Больше вех горевала Тереза. Она помнила, точно это было вчера, как, когда родился Паскуалет, доброе домашнее животное, просунув сквозь отворенную дверь свою большую, добродушную голову, видело рождение наиболее любимого из детей. Она умилялась, думая о привязанности и терпении Моррута, который соглашался служить игрушкою карапузу, еще не твердому на ногах, позволял дергать себя за хвост и, прежде чем сделать шаг, осматривался своими добрыми, круглыми глазами, чтобы не ударить малыша копытом. Ей казалось, что она снова видит, как мальчишка сидит на жесткой спине старого коняги, куда подсадил его отец, и как он своими высоко торчащими ноженками колотил по слишком широким для него бокам лошади, покрикивая веселым голосом: "но!... но!..." Она твердила себе, что теперь этого ничего нет, что конягу отвезли на живодерню, а больное дитя дрожит в своей кроватке от лихорадки. Зловещее предчувствие проникало ей в душу. Предразсудочный страх заставлял ее бледнеть, и ей казалось, что смерть доброй скотинки пробила брешь, которая остается открытой и через которую может уйти еще кто-нибудь. "Боже! О, если бы ее обманули эти предчувствия скорбящей матери! Если бы действительно этот бедный коняга был единственным и последним из ушедших! He увез бы он на своей спине по дороге к небу дорогое дитятко так, как катал его когда-то по тропинкам "уэрты", когда дитя, бывало, держится за его гриву, а он осторожно тихо шагает, боясь уронить его!..."

Батист, подавленный всеми этими бедами, путая у себя в уме больного ребенка, издохшую лошадь, побитого сына и подтачиваемую скрытым горем дочь, дошел до предместий города и переправился через Серранский мост.

В конце моста, на площади между двух садов, против восьмиугольных башен, которые поднимали над деревьями свои стрельчатые окна, выступы бойниц и двойной ряд зубцов, он остановился и провел руками по лицу.

Он намеревался зайти к землевладельцам, сыновьям дона Сальвадара, и попросить у них взаймы небольшую сумму, чтобы хватило денег на покупку новой лошади, которая должна была заменить бедного Моррута. И так как украшение бедности - опрятность, он присел на каменную скамью, ожидая очереди освободиться от бороды, небритой в течение двух недель, жесткой и колючей, делавшей черным его лицо. В тени высоких платанов работали мужицкие парикмахеры, уличные цирюльники.
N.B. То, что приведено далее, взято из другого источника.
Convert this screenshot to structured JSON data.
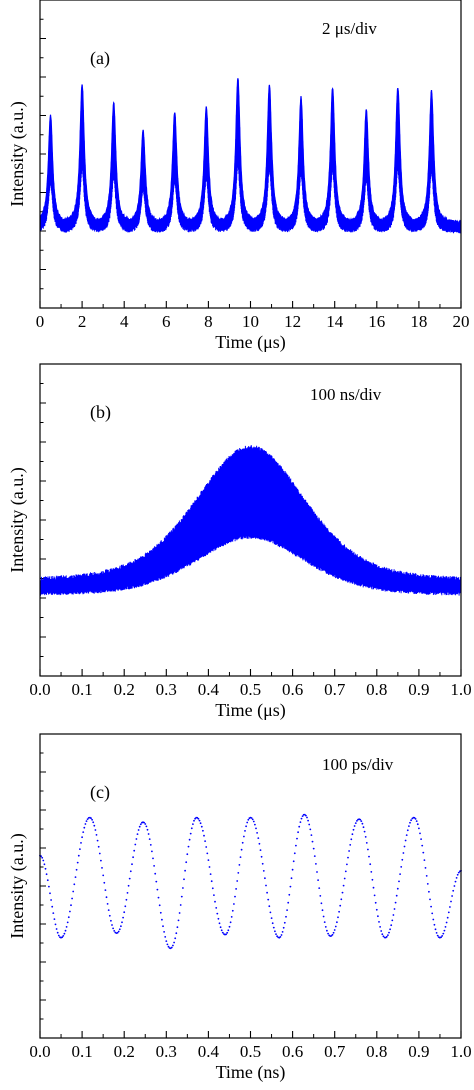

Пара тростниковых кресел с локотниками, отполированными от долгаго употребления, небольшая жаровня, с кипящим на ней чугуном воды, сомнительной белизны белье и несколько зазубренных бритв, которые так царапали жесткую кожу клиентов, что страшно было глядеть - вот все, что составляло инвентарь этих заведений под открытым небом.

Здесь впервые начинали практиковать неумелые мальчики, стремящиеся стать подмастерьями городских парикмахеров. В то время, как они, изучая ремесло, покрывали лица шрамами, а головы уступами и плешами, сам хозяин, сидя на скамье, или беседовал с клиентами, или читал вслух газету, а слушатели, подперши подбородок руками, бесстрастно ему внимали.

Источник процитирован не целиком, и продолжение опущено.